The persistent Mullerian (paramesonephric) duct, or the uterine hernia, syndrome is a rare disorder of male sexual development. It is characterized by the persistence of the uterus, fallopian tubes and upper vagina in otherwise normally virilized boys. Despite the normal male genotype and the subsequent normal development of fetal testis, Mullerian structures do not regress due to failure in production or in response to the anti-Mullerian hormone. Since the secretion and action of testosterone is not affected, the Wolffian (mesonephric) duct derivatives and the external genitalia of the fetus progress in the normal male direction.

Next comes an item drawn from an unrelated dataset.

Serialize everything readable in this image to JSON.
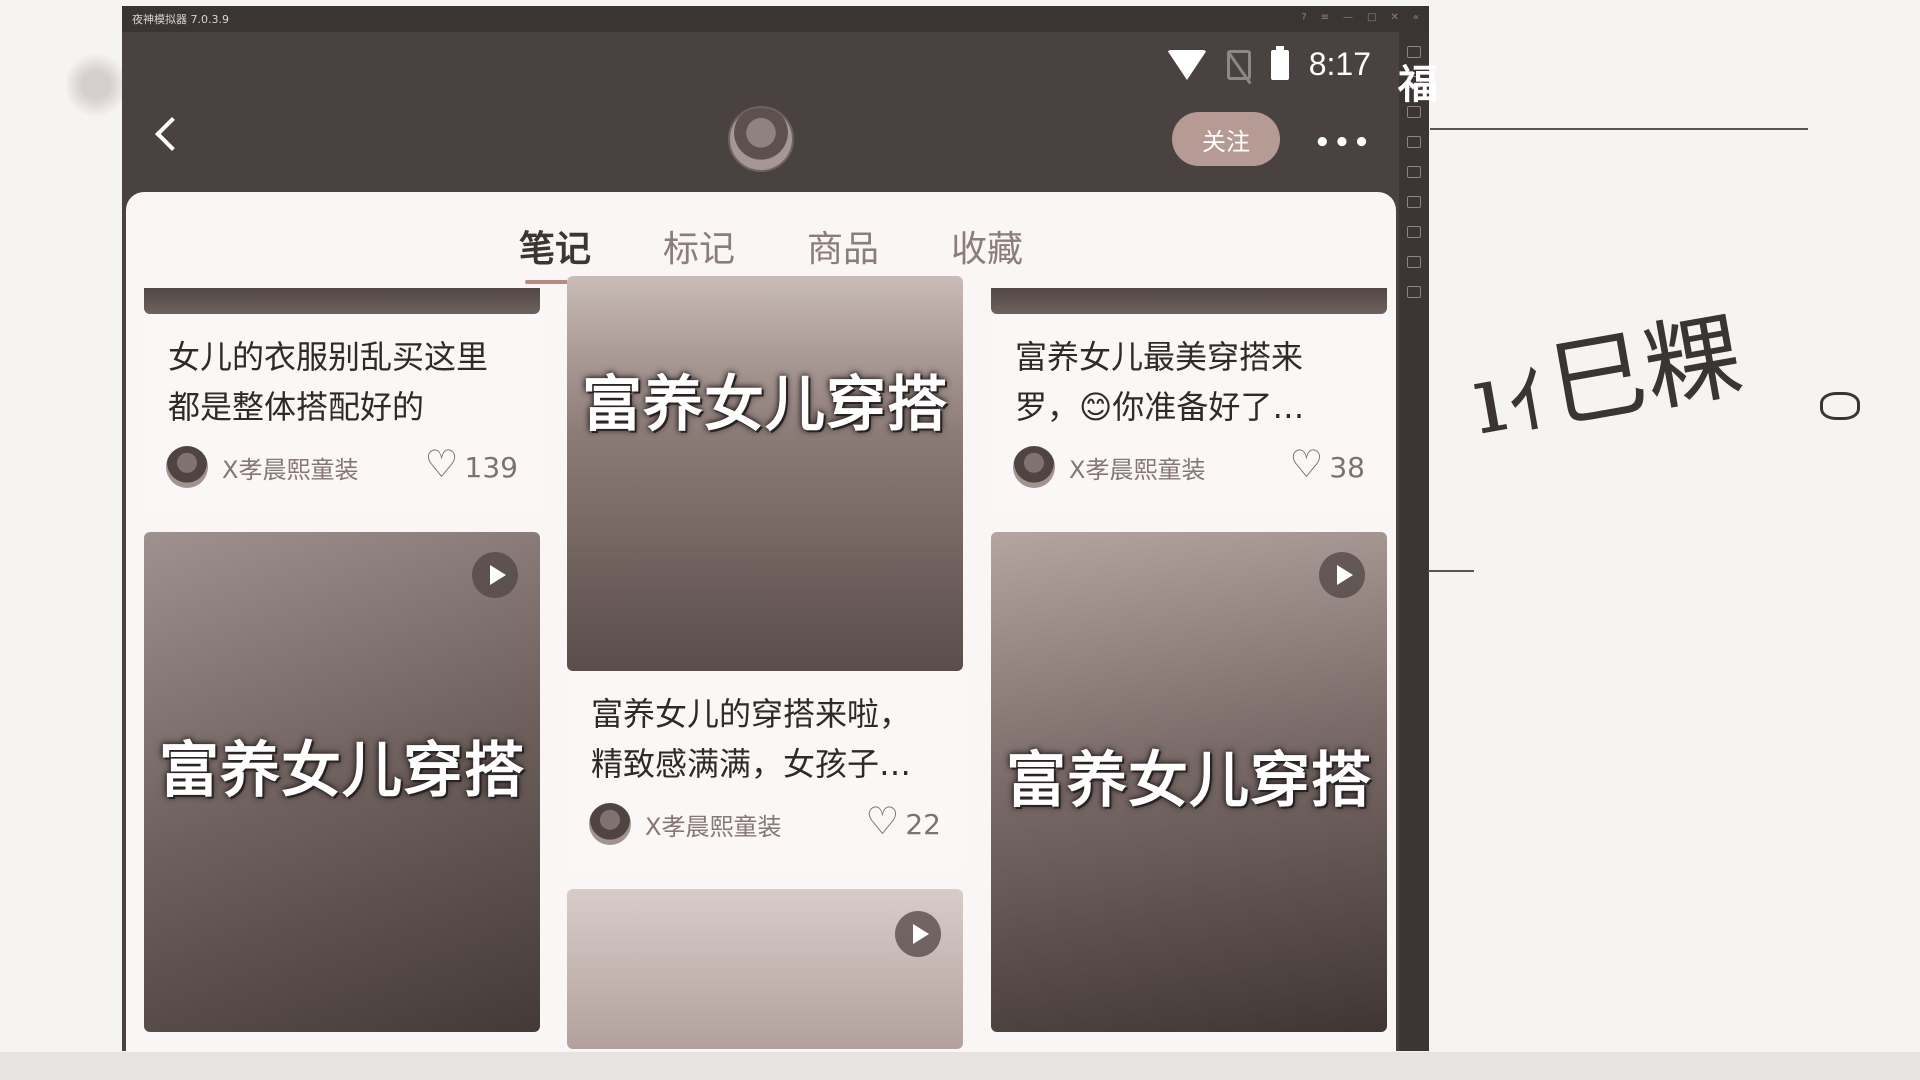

An intersex condition is, therefore, not usually suspected but the malformation is incidentally detected during operative treatment of associated abnormalities such as inguinal hernia and undescended testis, generally in the first year of life.

The diagnosis of persistent Mullerian duct syndrome is often established when a uterus and/or fallopian tube is found along with undescended testis in a genotypically and phenotypically normal male child during repair of inguinal hernia. The relative risk of testicular tumor is not increased in patients with persistent Mullerian duct syndrome if orchiopexy is performed before two years of age. The aetiology of persistent Mullerian duct syndrome is poorly understood. Some studies suggest that inheritance which may be either X-linked or autosomal recessive with male sex limitation is a possible cause of the disorder. The observation that most cases of persistent Mullerian duct syndrome are bilateral is noteworthy. Anti-Mullerian hormone is secreted by the Sertoli cells of the fetal testis and acts ipsilaterally. The sensitivity of Mullerian duct to this hormone is present only during the ambisexual stage of the embryonic period.